MAYALARIN
ÜLKESİ MEKSİKA MEXICO CITY
Meksika’ya ancak ABD
üzerinden aktarmalı ulaşabileceğimiz için ilk olarak on iki buçuk saatlik
İstanbul-Houston uçuşumuzu gerçekleştirdik. Birkaç kere uzun süreli uçuşum
olmasına rağmen THY ile okyanus aşırı uçmanın farkını ilk kez yaşadım. THY
hizmeti konforu ve yemekleri muhteşemdi. Türk lokumu ile hoş geldin açılışı.
Giresun fındığı ve Malatya kayısısı ile devam ikramları. Kuş sütü eksik içecek
servisi, içeride sürekli sıkılıyor ki devam gelen taze sıkılmış portakal suyu
ikramı şaşırtıcıydı. Türk yemekleri, tatlıları ve kahvaltısı ile farkını
gösterdi.
Uçuş sırasında bir
gün içinde iki kere güneşin doğuşuna ve batışına tanık oldum. Saat 14.10’da
İst.’dan havalandık. Kuzey batıya doğru İsveç Norveç üzerinden geçerken hava
karardı. İzlanda’nın kuzeyi ve Grönland’ın ortasında geçerken yine karanlıktı.
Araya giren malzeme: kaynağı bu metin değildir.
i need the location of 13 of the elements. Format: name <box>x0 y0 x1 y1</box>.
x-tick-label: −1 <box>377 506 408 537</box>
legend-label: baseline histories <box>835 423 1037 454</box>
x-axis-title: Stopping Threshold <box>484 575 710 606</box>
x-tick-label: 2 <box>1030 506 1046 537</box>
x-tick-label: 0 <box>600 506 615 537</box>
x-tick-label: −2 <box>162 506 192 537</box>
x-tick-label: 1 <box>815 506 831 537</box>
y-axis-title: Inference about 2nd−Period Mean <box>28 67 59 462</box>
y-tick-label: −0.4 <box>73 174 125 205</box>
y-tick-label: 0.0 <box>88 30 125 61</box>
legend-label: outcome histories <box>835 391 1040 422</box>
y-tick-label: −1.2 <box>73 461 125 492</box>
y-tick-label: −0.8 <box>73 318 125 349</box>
Haritadan takip ederken güneşi yakalamaya çalıştığımızı fark ettim. Alaska ve
Kanada’dan güneye yöneldiğimizde güneşi tekrar yakaladık. Houston’a indiğimizde
güneş hala kaçmamıştı.:))
Mexico City’nin
serin sabahına uyandık. Dağlık tektonik bir bölge olan şehir volkanik dağlar
arasındaki göl yatağının kurumasıyla oluşmuş çöküntü bölgesine kurulmuş. Üç gün
sonra şehirden ayrılırken uçaktan baktığımda etrafı volkanik dağlarla sarılmış
bir şehir gördüm. 1985 yılında olan
büyük depremden sonra şehir tekrar kurulmuş. Şehir yılda yaklaşık 200 kere
sallandığından insanlar bu sarsıntılarla yaşamaya alışmış, ben de bir gece
sallandığımızı hissettim. Rakımı iki binin üzerindeki Mexico City’de karasal
iklim görüldüğünden özellikle sabah ve akşam saatlerinde hava sıcaklığı 6-7
dereceye kadar düşüyor ve kalın polar götürmekte fayda var.
Havası Kahire ile
birlikte dünyanın en kirli iki şehrinde biri. Arabayla şehrin kurulduğu çöküntü
alanından yükseldikçe altta kalan smoke denen sis bulutunu görebilirsiniz.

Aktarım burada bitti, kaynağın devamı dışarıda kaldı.